I personally understand regular expressions-Lazy matching and regular expression matching
Problem description
Link: http://www.hcoding.com /? P = 130
When you are new to regular expressions, you have a question. For example, you need to match the character between the first pair of "_" in the string "_ abc_123, when I first learned the regular expression, I wrote "/_ \ w * _/". The matching result is "abc_123" instead of "abc". The question mark is added, "/_ \ w *? _/". At this time, the matching result is" abc ".
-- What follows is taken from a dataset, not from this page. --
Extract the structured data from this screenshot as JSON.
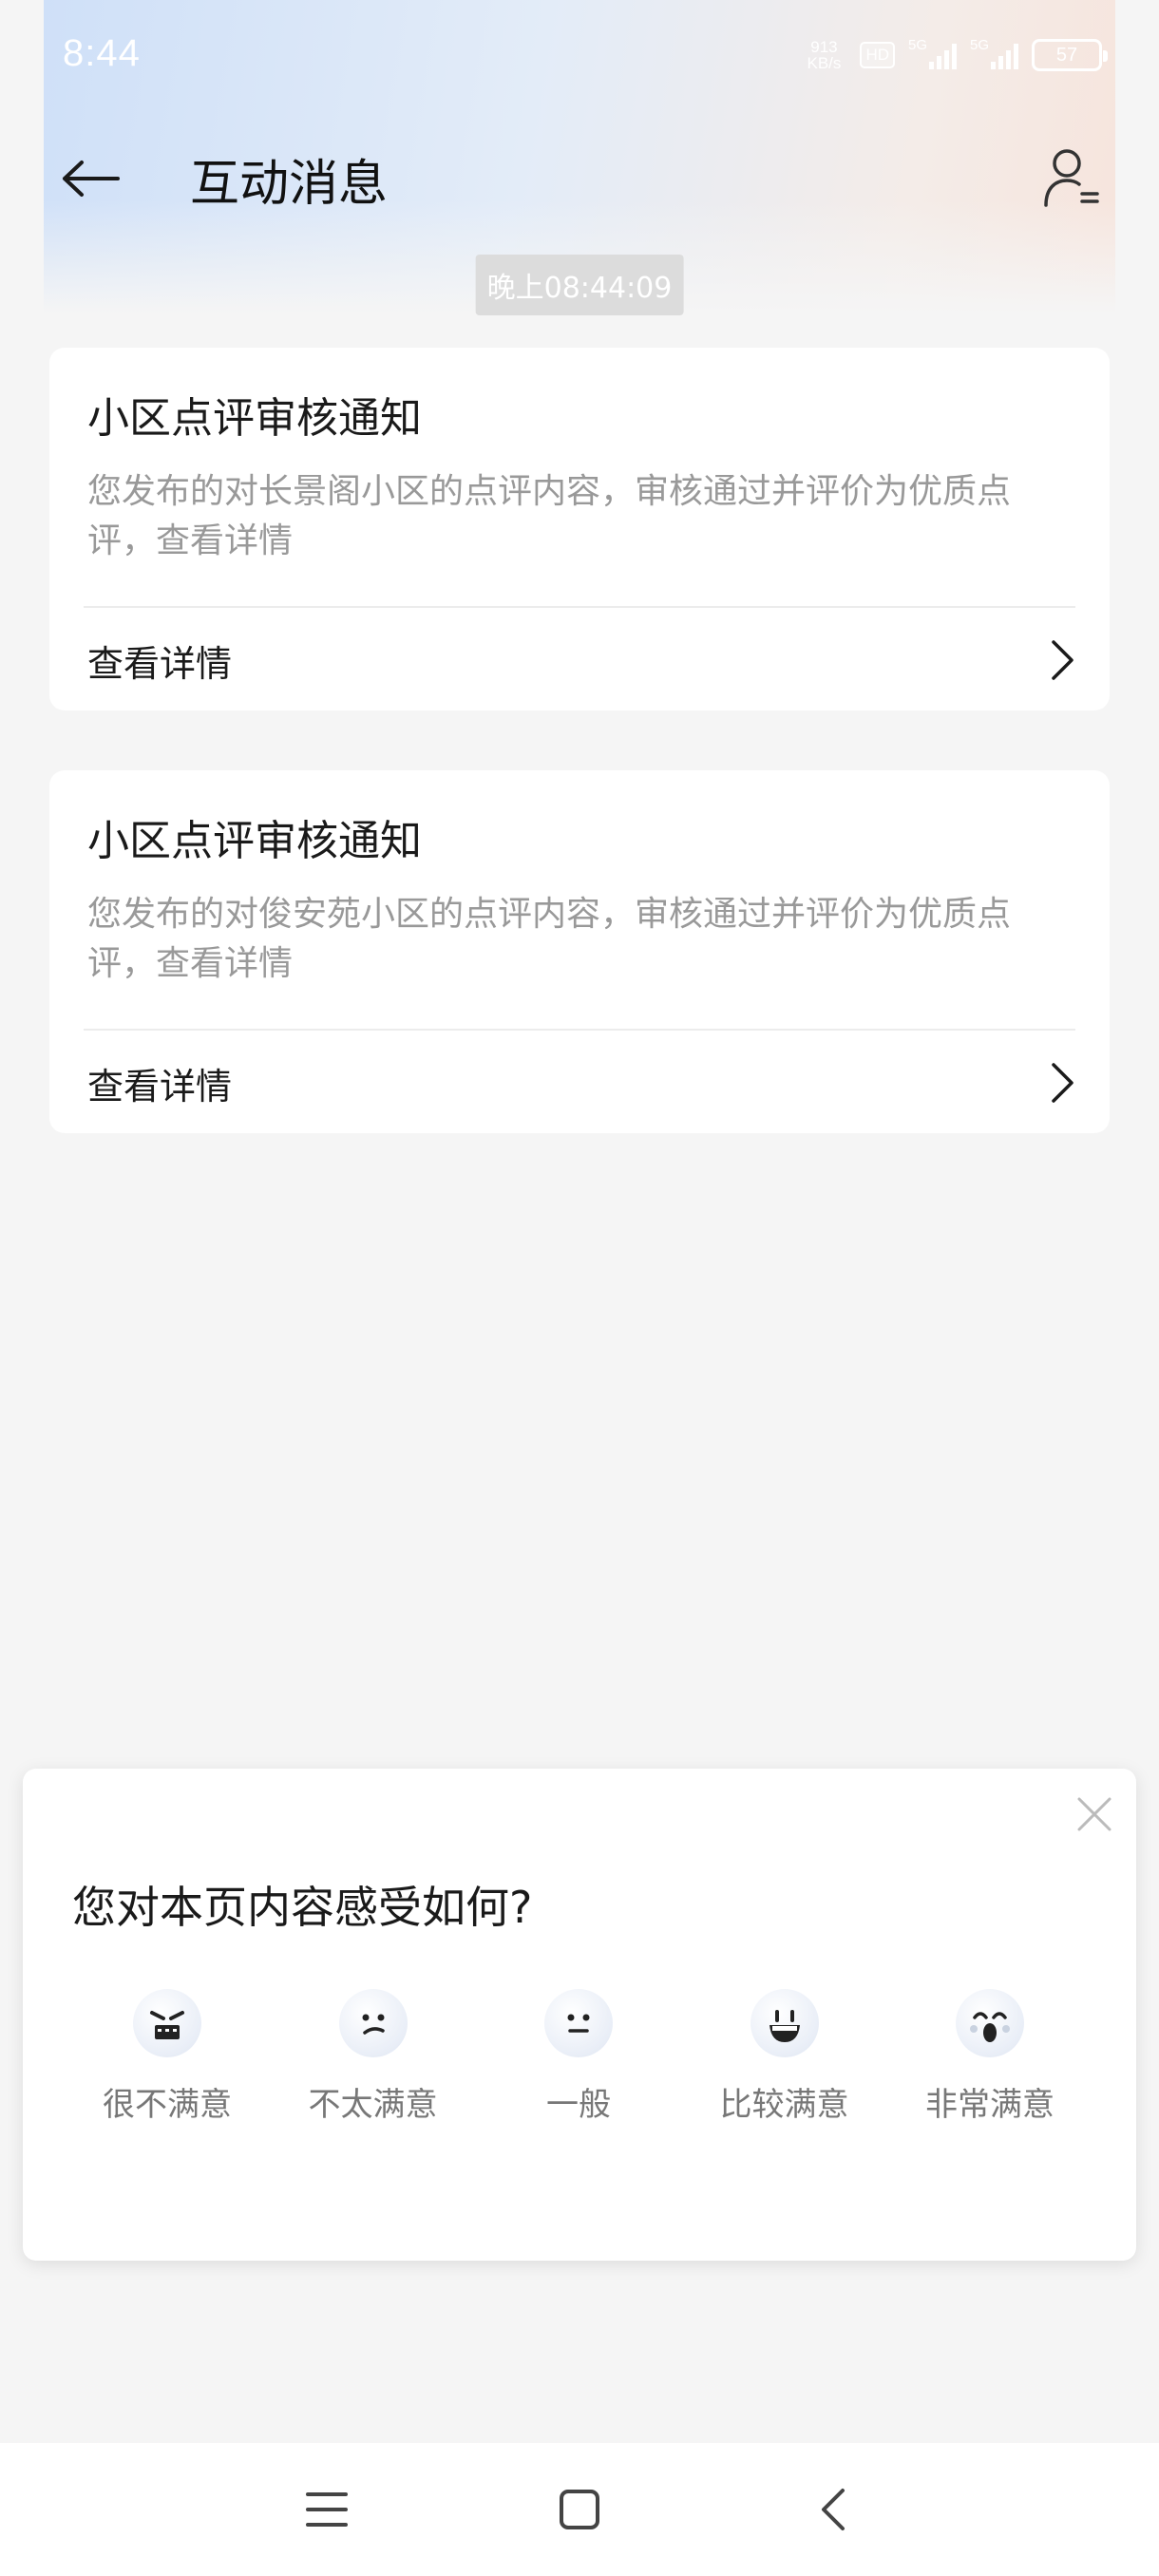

We know '? 'When used separately, it indicates that the repeat is zero or once, and when '? 'The occurrence following the repeated delimiters serves as a lazy match, that is, matching as few characters as possible. Lazy qualifier description:
- *? : Repeat any time, but as few as possible
- +? : Repeat once or more times, but as few as possible
- ?? : Repeated 0 or 1 times, but as few as possible
- {N, m }? : Repeat n to m times, but as few as possible
- {N ,}? : Repeated more than n times, but as few as possible
Right, "as few duplicates as possible", which is a rough and straightforward explanation of lazy matching.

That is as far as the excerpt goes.